Забавно, что я и сам бы вряд ли ответил на этот вопрос даже себе самому.
Мне было тогда жаль ее, жаль и сейчас, но внутри, там, где обыкновенно располагаются чувства, я не испытал ничего. Но сейчас, направляясь сделать Петьке предложение, от которого тот не откажется, я почему-то чувствовал себя препаршиво.

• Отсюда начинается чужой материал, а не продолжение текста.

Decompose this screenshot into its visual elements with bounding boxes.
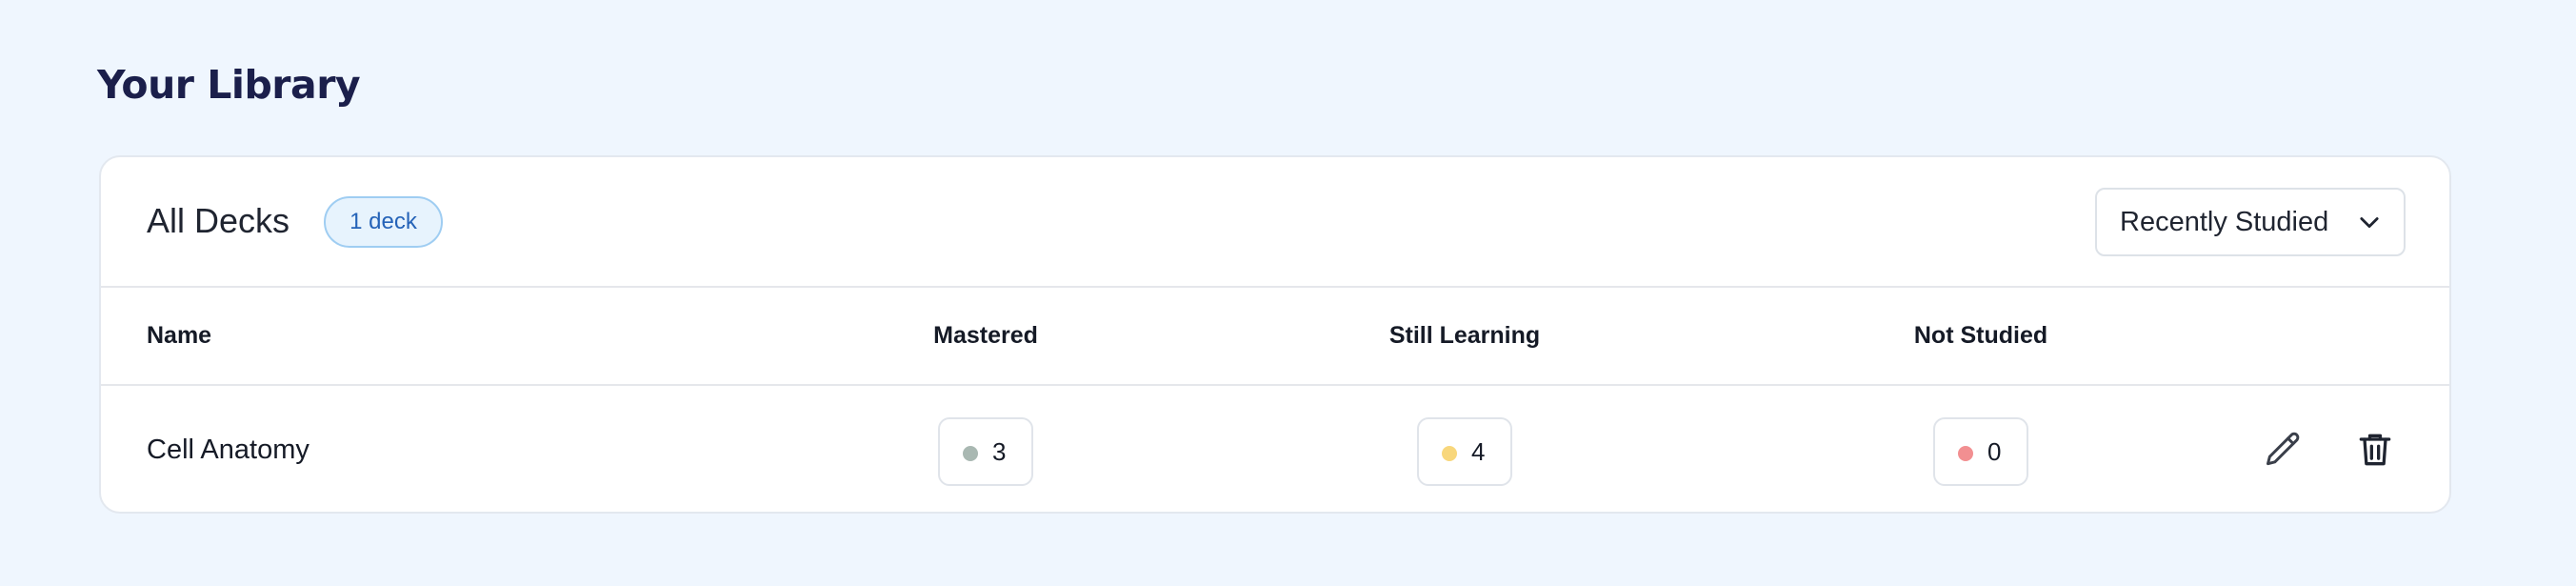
decks-card: All Decks 1 deck Recently Studied Name M… xyxy=(99,155,2451,514)
chevron-down-icon xyxy=(2356,209,2383,235)
sort-dropdown-value: Recently Studied xyxy=(2120,207,2329,237)
not-studied-count-chip: 0 xyxy=(1933,417,2028,486)
deck-count-badge: 1 deck xyxy=(324,196,443,248)
column-header-name[interactable]: Name xyxy=(147,288,211,384)
still-learning-count-chip: 4 xyxy=(1417,417,1512,486)
table-row[interactable]: Cell Anatomy 3 4 0 xyxy=(101,386,2449,512)
still-learning-count: 4 xyxy=(1471,437,1486,466)
deck-name[interactable]: Cell Anatomy xyxy=(147,386,310,512)
delete-deck-button[interactable] xyxy=(2354,429,2396,471)
not-studied-count: 0 xyxy=(1987,437,2002,466)
still-learning-dot-icon xyxy=(1442,446,1457,461)
column-header-not-studied[interactable]: Not Studied xyxy=(1914,288,2047,384)
card-title: All Decks xyxy=(147,201,290,240)
pencil-icon xyxy=(2263,429,2305,471)
page-title: Your Library xyxy=(97,62,361,108)
mastered-count: 3 xyxy=(992,437,1007,466)
not-studied-dot-icon xyxy=(1958,446,1973,461)
mastered-count-chip: 3 xyxy=(938,417,1033,486)
table-header: Name Mastered Still Learning Not Studied xyxy=(101,288,2449,386)
edit-deck-button[interactable] xyxy=(2263,429,2305,471)
mastered-dot-icon xyxy=(963,446,978,461)
sort-dropdown[interactable]: Recently Studied xyxy=(2095,188,2406,256)
card-header: All Decks 1 deck Recently Studied xyxy=(101,157,2449,288)
column-header-mastered[interactable]: Mastered xyxy=(933,288,1038,384)
trash-icon xyxy=(2354,429,2396,471)
column-header-still-learning[interactable]: Still Learning xyxy=(1389,288,1540,384)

Казарма была заперта. Я спустился по главной лестнице на первый этаж, прошел через Обеденный зал и вошел в кухню. Римма увидела меня, побледнела, вздрогнула и уронила в большую кастрюлю вместе с нарезанными овощами доску и большой нож. Из столовой прислуги неслись голоса: Скип с Петькой и Прах с Резедой приехали пообедать. Кое-кто очень знакомый разухабисто вещал:
– …в домике этом! И я так скажу: пока целка – да, имеет право лепить из себя недотрогу, но если уже девку распечатали, то значит, всем можно, а не только одному кому-то, правильно? Я вот, к примеру, чем хуже?
Грянул хохот. Я вошел и прислонился к притолоке.

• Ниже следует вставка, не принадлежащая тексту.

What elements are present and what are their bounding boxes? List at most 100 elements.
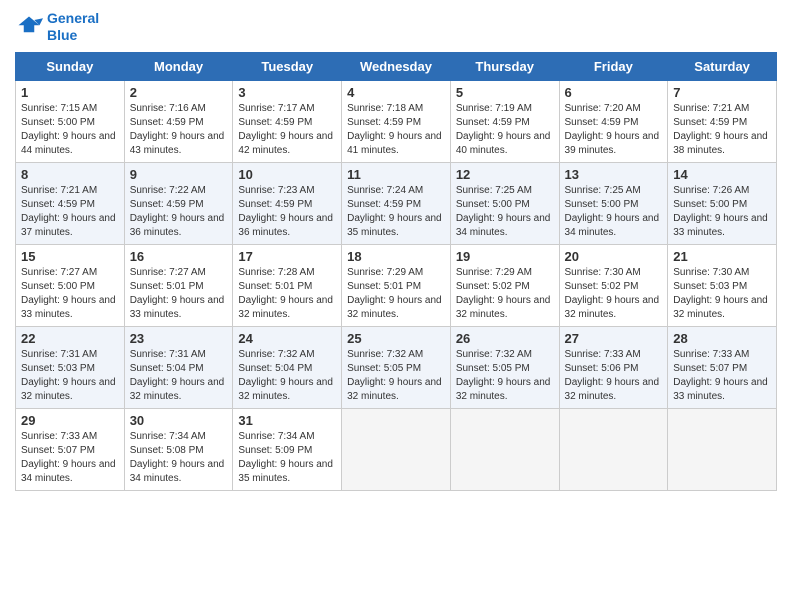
daylight-label: Daylight: 9 hours and 32 minutes. <box>456 377 551 402</box>
day-info: Sunrise: 7:27 AM Sunset: 5:01 PM Dayligh… <box>130 266 228 322</box>
sunset-label: Sunset: 4:59 PM <box>347 199 421 210</box>
day-number: 15 <box>21 249 119 264</box>
sunset-label: Sunset: 4:59 PM <box>565 117 639 128</box>
sunset-label: Sunset: 5:00 PM <box>456 199 530 210</box>
calendar-cell: 15 Sunrise: 7:27 AM Sunset: 5:00 PM Dayl… <box>16 244 125 326</box>
sunrise-label: Sunrise: 7:29 AM <box>456 267 532 278</box>
weekday-header: Monday <box>124 52 233 80</box>
day-info: Sunrise: 7:30 AM Sunset: 5:02 PM Dayligh… <box>565 266 663 322</box>
sunrise-label: Sunrise: 7:16 AM <box>130 103 206 114</box>
sunrise-label: Sunrise: 7:22 AM <box>130 185 206 196</box>
day-info: Sunrise: 7:32 AM Sunset: 5:04 PM Dayligh… <box>238 348 336 404</box>
logo-icon <box>15 13 43 41</box>
calendar-cell: 17 Sunrise: 7:28 AM Sunset: 5:01 PM Dayl… <box>233 244 342 326</box>
sunset-label: Sunset: 5:04 PM <box>130 363 204 374</box>
sunrise-label: Sunrise: 7:34 AM <box>238 431 314 442</box>
day-info: Sunrise: 7:30 AM Sunset: 5:03 PM Dayligh… <box>673 266 771 322</box>
weekday-header: Friday <box>559 52 668 80</box>
day-number: 7 <box>673 85 771 100</box>
sunset-label: Sunset: 5:05 PM <box>347 363 421 374</box>
sunrise-label: Sunrise: 7:20 AM <box>565 103 641 114</box>
sunset-label: Sunset: 5:00 PM <box>673 199 747 210</box>
sunset-label: Sunset: 4:59 PM <box>130 117 204 128</box>
calendar-table: SundayMondayTuesdayWednesdayThursdayFrid… <box>15 52 777 491</box>
calendar-cell <box>559 408 668 490</box>
sunset-label: Sunset: 4:59 PM <box>456 117 530 128</box>
calendar-cell: 19 Sunrise: 7:29 AM Sunset: 5:02 PM Dayl… <box>450 244 559 326</box>
sunrise-label: Sunrise: 7:28 AM <box>238 267 314 278</box>
day-info: Sunrise: 7:24 AM Sunset: 4:59 PM Dayligh… <box>347 184 445 240</box>
daylight-label: Daylight: 9 hours and 32 minutes. <box>673 295 768 320</box>
day-number: 19 <box>456 249 554 264</box>
sunset-label: Sunset: 5:07 PM <box>21 445 95 456</box>
day-info: Sunrise: 7:33 AM Sunset: 5:07 PM Dayligh… <box>21 430 119 486</box>
calendar-cell: 16 Sunrise: 7:27 AM Sunset: 5:01 PM Dayl… <box>124 244 233 326</box>
calendar-cell: 21 Sunrise: 7:30 AM Sunset: 5:03 PM Dayl… <box>668 244 777 326</box>
sunrise-label: Sunrise: 7:31 AM <box>130 349 206 360</box>
day-number: 13 <box>565 167 663 182</box>
day-info: Sunrise: 7:32 AM Sunset: 5:05 PM Dayligh… <box>456 348 554 404</box>
day-info: Sunrise: 7:25 AM Sunset: 5:00 PM Dayligh… <box>456 184 554 240</box>
day-info: Sunrise: 7:21 AM Sunset: 4:59 PM Dayligh… <box>673 102 771 158</box>
sunrise-label: Sunrise: 7:23 AM <box>238 185 314 196</box>
sunrise-label: Sunrise: 7:32 AM <box>456 349 532 360</box>
sunrise-label: Sunrise: 7:27 AM <box>130 267 206 278</box>
day-number: 16 <box>130 249 228 264</box>
logo-text: General Blue <box>47 10 99 44</box>
calendar-cell: 12 Sunrise: 7:25 AM Sunset: 5:00 PM Dayl… <box>450 162 559 244</box>
day-number: 26 <box>456 331 554 346</box>
sunrise-label: Sunrise: 7:25 AM <box>456 185 532 196</box>
day-info: Sunrise: 7:34 AM Sunset: 5:08 PM Dayligh… <box>130 430 228 486</box>
day-info: Sunrise: 7:32 AM Sunset: 5:05 PM Dayligh… <box>347 348 445 404</box>
calendar-week-row: 8 Sunrise: 7:21 AM Sunset: 4:59 PM Dayli… <box>16 162 777 244</box>
day-info: Sunrise: 7:28 AM Sunset: 5:01 PM Dayligh… <box>238 266 336 322</box>
day-number: 9 <box>130 167 228 182</box>
daylight-label: Daylight: 9 hours and 35 minutes. <box>238 459 333 484</box>
sunset-label: Sunset: 5:00 PM <box>565 199 639 210</box>
calendar-week-row: 15 Sunrise: 7:27 AM Sunset: 5:00 PM Dayl… <box>16 244 777 326</box>
daylight-label: Daylight: 9 hours and 37 minutes. <box>21 213 116 238</box>
calendar-cell: 14 Sunrise: 7:26 AM Sunset: 5:00 PM Dayl… <box>668 162 777 244</box>
calendar-cell: 26 Sunrise: 7:32 AM Sunset: 5:05 PM Dayl… <box>450 326 559 408</box>
weekday-header: Sunday <box>16 52 125 80</box>
calendar-cell: 31 Sunrise: 7:34 AM Sunset: 5:09 PM Dayl… <box>233 408 342 490</box>
sunset-label: Sunset: 4:59 PM <box>238 117 312 128</box>
day-number: 27 <box>565 331 663 346</box>
sunrise-label: Sunrise: 7:30 AM <box>565 267 641 278</box>
calendar-cell: 18 Sunrise: 7:29 AM Sunset: 5:01 PM Dayl… <box>342 244 451 326</box>
calendar-cell: 10 Sunrise: 7:23 AM Sunset: 4:59 PM Dayl… <box>233 162 342 244</box>
day-number: 14 <box>673 167 771 182</box>
day-info: Sunrise: 7:29 AM Sunset: 5:02 PM Dayligh… <box>456 266 554 322</box>
weekday-header: Wednesday <box>342 52 451 80</box>
calendar-cell: 1 Sunrise: 7:15 AM Sunset: 5:00 PM Dayli… <box>16 80 125 162</box>
daylight-label: Daylight: 9 hours and 32 minutes. <box>565 377 660 402</box>
daylight-label: Daylight: 9 hours and 44 minutes. <box>21 131 116 156</box>
sunrise-label: Sunrise: 7:33 AM <box>673 349 749 360</box>
day-number: 3 <box>238 85 336 100</box>
calendar-week-row: 1 Sunrise: 7:15 AM Sunset: 5:00 PM Dayli… <box>16 80 777 162</box>
calendar-cell: 7 Sunrise: 7:21 AM Sunset: 4:59 PM Dayli… <box>668 80 777 162</box>
sunset-label: Sunset: 4:59 PM <box>21 199 95 210</box>
daylight-label: Daylight: 9 hours and 32 minutes. <box>565 295 660 320</box>
daylight-label: Daylight: 9 hours and 42 minutes. <box>238 131 333 156</box>
sunset-label: Sunset: 4:59 PM <box>673 117 747 128</box>
sunrise-label: Sunrise: 7:26 AM <box>673 185 749 196</box>
weekday-header: Saturday <box>668 52 777 80</box>
sunrise-label: Sunrise: 7:27 AM <box>21 267 97 278</box>
day-number: 29 <box>21 413 119 428</box>
day-info: Sunrise: 7:34 AM Sunset: 5:09 PM Dayligh… <box>238 430 336 486</box>
calendar-cell: 25 Sunrise: 7:32 AM Sunset: 5:05 PM Dayl… <box>342 326 451 408</box>
calendar-cell <box>668 408 777 490</box>
day-number: 5 <box>456 85 554 100</box>
day-number: 1 <box>21 85 119 100</box>
sunset-label: Sunset: 5:02 PM <box>456 281 530 292</box>
sunset-label: Sunset: 4:59 PM <box>347 117 421 128</box>
day-number: 6 <box>565 85 663 100</box>
calendar-cell: 13 Sunrise: 7:25 AM Sunset: 5:00 PM Dayl… <box>559 162 668 244</box>
day-number: 21 <box>673 249 771 264</box>
sunset-label: Sunset: 5:02 PM <box>565 281 639 292</box>
sunrise-label: Sunrise: 7:21 AM <box>21 185 97 196</box>
sunrise-label: Sunrise: 7:19 AM <box>456 103 532 114</box>
daylight-label: Daylight: 9 hours and 36 minutes. <box>238 213 333 238</box>
logo: General Blue <box>15 10 99 44</box>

– А, Родион Саныч! – ослабился Петька, как мне показалось, немного испуганно. – Мы тут вот трапезничаем, не желаете ли присоединиться?
Между больших желтых зубов у него застряла кожура помидора. Маленькие белесые глаза, блестящие от смешливой слезы, настороженно прятались в разбегающихся морщинах. В больших толстых пальцах была зажата алюминиевая ложка, которой он приглашающе помавал в воздухе.
– Родион Саныч! Так ты чего хотел-то?
Вещи Захара все еще лежали на столе, сдвинутые к углу.
– Отвертки взять, – ответил я. – Покойнику они уже все равно ни к чему.
Все уставились на меня, раскрыв рты. Я быстро, чтобы не передумать, вернулся в подвал, злясь на себя, пинками разбросал пустые ящики и фанеру, прикрывавшие трубопроводный передатчик, и отвинтил его от металлического основания. Потом завернул в пиджак, на всякий случай заглянул проверить Захара – покойник все так же лежал на боку среди разбросанных артефактов забытых войн, – и поднялся к себе. Передатчик я запихнул под кровать и прикрыл кое-как сумкой. Перед тем, как снова выйти из комнаты, я посмотрел в зеркало: отражение было бледным, изрядно заросшим, бородатым и смотрело недружелюбно.
Графа я нашел на чердаке Девичьей башни: он пробирался ко мне навстречу между стропил, понурый и весь покрытый липкими лохмотьями серой паутины.
– Всеволод, – сказал я, – есть разговор.
Он вопросительно посмотрел на меня.
– Я отыскал Захара, он мертв. Но это еще не все: кажется, я знаю, кто наш осведомитель.
Глава 22
Глава 22
Никогда в жизни Алина не чувствовала себя настолько охваченной вниманием и трепетной заботой, как в те первые дни, когда вернулась домой из больницы. Нельзя сказать, чтобы она была обделена этим в детстве или ощущала одиночество в юности, а отец и много позднее не оставлял ее без поддержки, которая, правда, выражалась преимущественно в деньгах и подарках. Но находиться в центре заботливого участия было непривычно, а оттого немного неловко. Ежедневно из клиники к ней приходили медсестры и врач; Алина вначале протестовала, резонно указывая на то, что сама в состоянии принять лекарство или измерить себе давление, но потом уступила настойчивой, но приятной опеке, с которой ее осматривали, пальпировали, прослушивали и делали уколы. Видимо, все это входило в тот особый тариф, что был оплачен юной баронессой фон Зильбер.